The Babe tries to work off some winter poundage with a little boxing prior to the 1926 season. There was also a lot of jogging around wearing a rubber suit. (Getty)

It's also not Montero's fault that he lost a good deal of last season to a knee injury. What is Montero's fault is exacerbating all of this by coming to camp this year massively and cheerfully overweight. It's nothing that Babe Ruth didn't do on an annual basis, but (A) that was Babe Ruth and Montero doesn't have his track record, and (B) Babe Ruth didn't have year-round access to state-of-the-art training facilities.
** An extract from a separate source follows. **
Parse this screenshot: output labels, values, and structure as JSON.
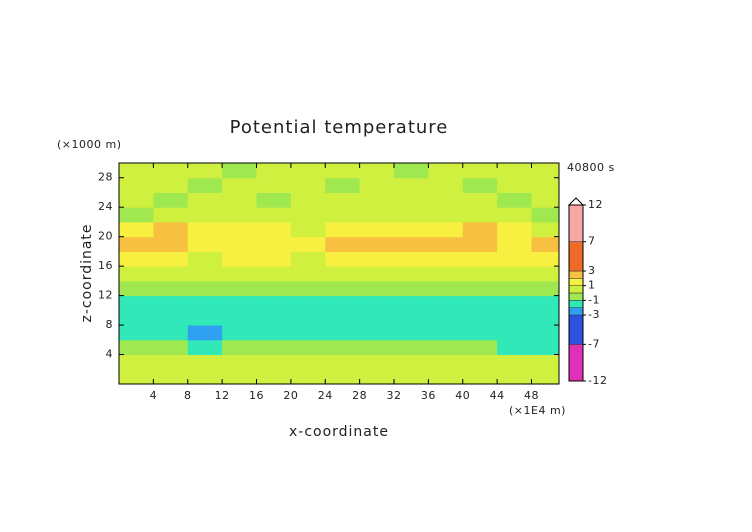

If a poor defensive player wants to improve, gaining weight is almost certainly not the way to go. It's right to question Montero's integrity at that point.

Hence, apparently the delivery of the ice cream sandwich. Insult received. Reaction: Probably not what whoever sent it was expecting, but it's interesting to think about what he possibly could have expected, if he was in fact thinking at all.

If it was indeed the scout, I figure he expected he to be fired, because Montero, bust or not, is still only 24, has hit well in the minors this season when healthy, and there is every chance that some organization is going to find a place for him to do the things he can do -- be an overweight DH -- instead of being offended by the things he can't. If he needs to learn professionalism, consistency of approach, dedication, somewhere there is a manager or coach who can teach him those things. There are always players who are unreachable, but if the Mariners have determined Montero is one of them, why not let him move on instead of making bad jokes? There's a simultaneous sadism and masochism in prolonging a relationship you've already concluded is dead.

Cliff Johnson

Cliff Johnson, safe at third in 1985, but not without a struggle. (Getty)

There was a player very similar Montero in the 1970s and 1980s, Cliff Johnson, whose problems had nothing to do with conditioning or lack of effort and more to do with a then-racist organization not wanting to use an African American as a catcher and a bulky 6'4" guy probably not being meant to be a backstop anyway. He didn't get a chance to play until he was 26 despite incredible minor league production, but once teams just let him do this thing he had a 15-year career slugging about .450 in the majors. There's every chance Montero has a career arc something like Johnson's.

He could even have it with the Mariners, who in the Jack Zduriencik years have gotten some special non-production out positions like first base and designated hitter. This year, M's DHs have hit an incredible .189/.267/.285, pretty much the worst production ever at a position that is about nothing but production, and but for Raul Ibanez's fluke fit-‘n'-41 season last year, the rest of the GM's candidates haven't been much better. As for first base, it has gone up in a puff of Smoak.

In short, there's something exploitable about Montero for the Mariners, but never mind trying to fix him, just mock him instead and let it be someone's turn to wring value out of him. The Michael Pineda trade is already a loss for the Mariners even if Pineda continues to have his arm fall off on the roughly bi-weekly schedule it has with the Yankees. If Baccala didn't send the ice-cream sandwich, someone did, and if that person is affiliated with the Mariners, well, he's as much of an asset to the organization as Montero has been to date.